The first signs of trouble started emerging early last year, when news reports revealed the vaunted lobby -- which in 1996 claimed 2.8 million members and a $26.5 million annual budget -- was $2.5 million in debt and had strong affiliates in only seven states, not 48 as once claimed.

The names of thousands of dead people were being kept on the rolls to inflate membership figures, and when journalists visited the Virginia headquarters, coalition officials hired temporary workers and leapfrogged them ahead of the observers to give the appearance of a busy office.

Also in 1999, the Internal Revenue Service denied the Christian Coalition's efforts to win tax-exempt status, saying it worked on behalf of the Republican Party.

Many observers initially traced the start of the decline to the defection of Robertson's savvy lieutenant, Ralph Reed, in 1997 to become a political consultant.

For some, the loss of Reed's expertise wasn't as critical as the opening that his departure made for Robertson, who could not resist the temptation to reassert control.

He wrote a million-dollar check to help the coalition out of a growing money squeeze, but then he insisted on editing and directing a major fund-raising campaign that bombed, as aides told him it would. It cost the organization a half-million dollars and was indicative of how badly the Christian Coalition's fund-raising machine was broken.

Meanwhile, the two men hired to replace Reed -- Don Hodel, a former Reagan Cabinet officer, and Randy Tate, a former Republican congressman -- were trying to make the coalition more professional and issue-oriented, like the National Rifle Association or the AFL-CIO, and less personality-driven -- the personality being Pat Robertson's.

And Pat Robertson didn't cotton to that.

"He wants to do it on his own," says one former official, who still considers Robertson "brilliant," but flawed. "He is a polarizing figure."

Robertson, who this year turned 70 -- his biblical term limit of three score and 10 years -- appears as fit as ever.

Many people think that if Bush wins on Nov. 7, Robertson could simply declare victory and ride off into the sunset, his 10-year plan a success.

"Assuming that Mr.

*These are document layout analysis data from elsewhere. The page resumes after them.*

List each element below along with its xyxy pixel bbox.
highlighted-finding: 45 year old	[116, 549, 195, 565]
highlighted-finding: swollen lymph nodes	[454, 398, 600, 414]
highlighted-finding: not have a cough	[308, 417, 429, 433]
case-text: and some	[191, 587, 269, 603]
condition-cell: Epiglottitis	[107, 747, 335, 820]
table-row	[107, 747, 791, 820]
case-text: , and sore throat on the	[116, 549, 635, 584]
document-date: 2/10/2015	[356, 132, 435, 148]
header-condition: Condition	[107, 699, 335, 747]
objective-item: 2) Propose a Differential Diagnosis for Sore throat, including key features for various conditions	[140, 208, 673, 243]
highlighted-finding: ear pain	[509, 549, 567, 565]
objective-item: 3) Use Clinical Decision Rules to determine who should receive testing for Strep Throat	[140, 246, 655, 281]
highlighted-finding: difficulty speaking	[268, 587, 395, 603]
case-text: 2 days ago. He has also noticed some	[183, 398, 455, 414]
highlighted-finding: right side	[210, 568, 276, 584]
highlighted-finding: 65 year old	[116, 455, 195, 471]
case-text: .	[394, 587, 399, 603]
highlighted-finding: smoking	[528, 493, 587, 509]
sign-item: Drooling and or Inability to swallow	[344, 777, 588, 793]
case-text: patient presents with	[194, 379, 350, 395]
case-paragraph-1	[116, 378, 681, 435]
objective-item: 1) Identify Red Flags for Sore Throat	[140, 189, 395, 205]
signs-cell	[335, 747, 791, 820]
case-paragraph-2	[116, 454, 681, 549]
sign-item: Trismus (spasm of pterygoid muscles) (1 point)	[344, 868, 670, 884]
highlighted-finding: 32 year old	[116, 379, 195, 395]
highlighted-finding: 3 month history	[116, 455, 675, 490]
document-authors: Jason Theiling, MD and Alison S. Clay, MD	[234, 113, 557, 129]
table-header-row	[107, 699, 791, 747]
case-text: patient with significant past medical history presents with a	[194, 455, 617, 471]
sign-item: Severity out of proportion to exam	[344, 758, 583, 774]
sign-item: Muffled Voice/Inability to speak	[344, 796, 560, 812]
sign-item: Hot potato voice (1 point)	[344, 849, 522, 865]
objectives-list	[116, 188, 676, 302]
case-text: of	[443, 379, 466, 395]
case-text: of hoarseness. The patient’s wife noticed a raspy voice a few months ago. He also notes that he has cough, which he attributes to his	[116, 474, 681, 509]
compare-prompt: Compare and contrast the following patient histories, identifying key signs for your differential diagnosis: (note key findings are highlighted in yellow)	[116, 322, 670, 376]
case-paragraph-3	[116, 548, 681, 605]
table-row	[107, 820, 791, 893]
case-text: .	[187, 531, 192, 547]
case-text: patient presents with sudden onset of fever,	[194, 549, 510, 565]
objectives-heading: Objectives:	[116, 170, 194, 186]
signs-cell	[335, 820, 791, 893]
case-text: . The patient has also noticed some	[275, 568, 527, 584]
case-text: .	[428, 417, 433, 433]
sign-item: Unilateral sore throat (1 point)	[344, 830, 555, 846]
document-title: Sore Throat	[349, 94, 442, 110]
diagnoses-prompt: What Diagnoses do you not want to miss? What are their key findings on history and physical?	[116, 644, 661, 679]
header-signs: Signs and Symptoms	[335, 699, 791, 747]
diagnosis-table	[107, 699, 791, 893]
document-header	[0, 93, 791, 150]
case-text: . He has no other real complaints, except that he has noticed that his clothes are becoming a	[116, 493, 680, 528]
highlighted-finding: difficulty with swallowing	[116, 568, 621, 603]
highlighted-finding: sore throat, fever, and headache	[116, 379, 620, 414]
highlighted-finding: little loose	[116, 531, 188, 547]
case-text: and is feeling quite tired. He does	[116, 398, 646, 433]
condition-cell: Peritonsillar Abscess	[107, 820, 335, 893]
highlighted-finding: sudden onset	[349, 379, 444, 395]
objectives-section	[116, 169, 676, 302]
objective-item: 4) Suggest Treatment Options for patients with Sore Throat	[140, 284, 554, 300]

Bush wins, with his testimony of faith, I think we can say we've done what we set out to do," Robertson says. He speaks with manifest satisfaction, but also softly and plainly; he has no need to boast. To him, the record speaks loud and clear.

Then again, he also knows that a Bush loss could work out just as well, at least for Pat Robertson.

"Sometimes it's more difficult to have a friendly administration than to have an administration with which you are fighting," he says. "Because people go to sleep when they have their friends in office. They figure they've done their job and they can get a little lax.

"Whereas if there's a perceived adversary, then they wake up."

Pat Robertson pauses at the prospect and smiles.